Appellant company in its third assignment of error states that the lower court erred in adjudging costs against it on the basis of section 9, Rule 5 of the Rules of Court which provides that "if the defendant, at any time before the trial, offers in writing to allow judgment to be taken against him for a specified sum, the plaintiff may immediately have judgment therefor, with costs then accrued; but if he does not accept such offer before trial, and fails to recover in the action a sum in excess of the offer, he cannot recover costs, but costs must be adjudged against him, and, if he recovers, be deducted from his recovery. The offer and failure to accept it cannot affect the recovery otherwise than as to costs."

The trial court applied section 9 of Rule 5 because defendant Macondray & Co., Inc. pleaded in its answer that "in order to avoid inconvenience and expense of litigation", it had offered to pay Phoenix Assurance Company the equivalent in pesos of $500 as a compromise settlement of its claim (14 Record on Appeal).

Section 9 of Rule 5 refers to a trial in inferior courts. The instant case was commenced in the Court of First Instance of Manila.

However, in view of the result arrived at in this appeal, appellant Phoenix Assurance Company, as the defeated party, is liable for the costs of the suit which are allowed to the winning party as a matter of course (Sec. 1, Rule 142, Rules of Court).
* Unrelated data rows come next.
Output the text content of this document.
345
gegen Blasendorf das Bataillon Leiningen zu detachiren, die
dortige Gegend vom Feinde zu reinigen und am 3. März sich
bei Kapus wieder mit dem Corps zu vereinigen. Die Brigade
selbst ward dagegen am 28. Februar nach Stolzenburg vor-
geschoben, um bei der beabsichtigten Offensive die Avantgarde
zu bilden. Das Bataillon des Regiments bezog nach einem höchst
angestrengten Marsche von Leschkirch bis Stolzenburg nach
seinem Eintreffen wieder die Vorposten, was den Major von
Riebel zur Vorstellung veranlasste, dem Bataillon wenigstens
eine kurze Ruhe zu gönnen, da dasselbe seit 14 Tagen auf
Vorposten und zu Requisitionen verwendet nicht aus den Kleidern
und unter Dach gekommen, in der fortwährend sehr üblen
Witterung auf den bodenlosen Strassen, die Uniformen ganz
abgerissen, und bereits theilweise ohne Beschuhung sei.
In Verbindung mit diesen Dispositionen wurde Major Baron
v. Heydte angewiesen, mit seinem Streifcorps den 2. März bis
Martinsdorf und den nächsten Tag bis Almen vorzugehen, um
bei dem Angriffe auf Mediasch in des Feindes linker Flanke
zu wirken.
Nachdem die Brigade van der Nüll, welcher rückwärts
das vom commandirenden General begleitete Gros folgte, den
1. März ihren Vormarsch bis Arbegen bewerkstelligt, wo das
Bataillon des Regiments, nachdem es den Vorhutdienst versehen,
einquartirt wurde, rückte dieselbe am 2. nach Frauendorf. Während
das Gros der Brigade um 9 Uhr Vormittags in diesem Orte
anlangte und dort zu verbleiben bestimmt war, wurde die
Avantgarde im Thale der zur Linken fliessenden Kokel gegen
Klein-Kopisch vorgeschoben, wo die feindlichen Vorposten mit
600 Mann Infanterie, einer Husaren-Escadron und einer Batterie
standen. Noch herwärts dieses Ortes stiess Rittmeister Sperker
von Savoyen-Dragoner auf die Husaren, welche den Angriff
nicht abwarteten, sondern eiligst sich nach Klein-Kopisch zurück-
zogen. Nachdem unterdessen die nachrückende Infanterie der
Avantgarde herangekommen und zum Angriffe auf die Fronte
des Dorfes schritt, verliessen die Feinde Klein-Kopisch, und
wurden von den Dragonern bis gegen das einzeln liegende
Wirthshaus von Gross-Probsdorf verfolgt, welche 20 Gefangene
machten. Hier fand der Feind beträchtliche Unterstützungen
The lower court decided this case on July 12, 1965. It applied the conversion rate which was current at the time of its decision. In justice to the plaintiff, it should be paid the $500 at the conversion rate prevailing at the time of payment which the trial court should determine if the parties cannot agree on the same. *

WHEREFORE, the trial court's judgment is affirmed in the sense that the defendant's liability of $500 to the plaintiff should be paid at the rate of exchange prevailing at the time the judgment is satisfied instead of at the conversion rate prevailing in 1965. Costs against the plaintiff-appellant.

SO ORDERED.

Fernando (Chairman), Barredo, Antonio and Concepcion, Jr., JJ., concur.1wph1.t

 

Footnotest.hqw

* Under the Republic Act No. 4100 which took effect on June 19,1964 and which ammended Republic Act. No. 529 (which modifies article 1249 of the Civil Code), in "import-export and other international banking, financial investment and industrial transactions", the parties agreement as to the currency in which an obligation will be paid is binding. See Arieta vs. National Rice and Corn Corporation, L-15645, January 31, 1964, 62 O. G. 9810, 10 SCRA 78, 88, where an award of damages amounting to $286,000 was made payable in Philippine pesos according to the prevailing rate of exchange on July 1, 1952 when the contract was executed. Republic Act No. 529 was applied.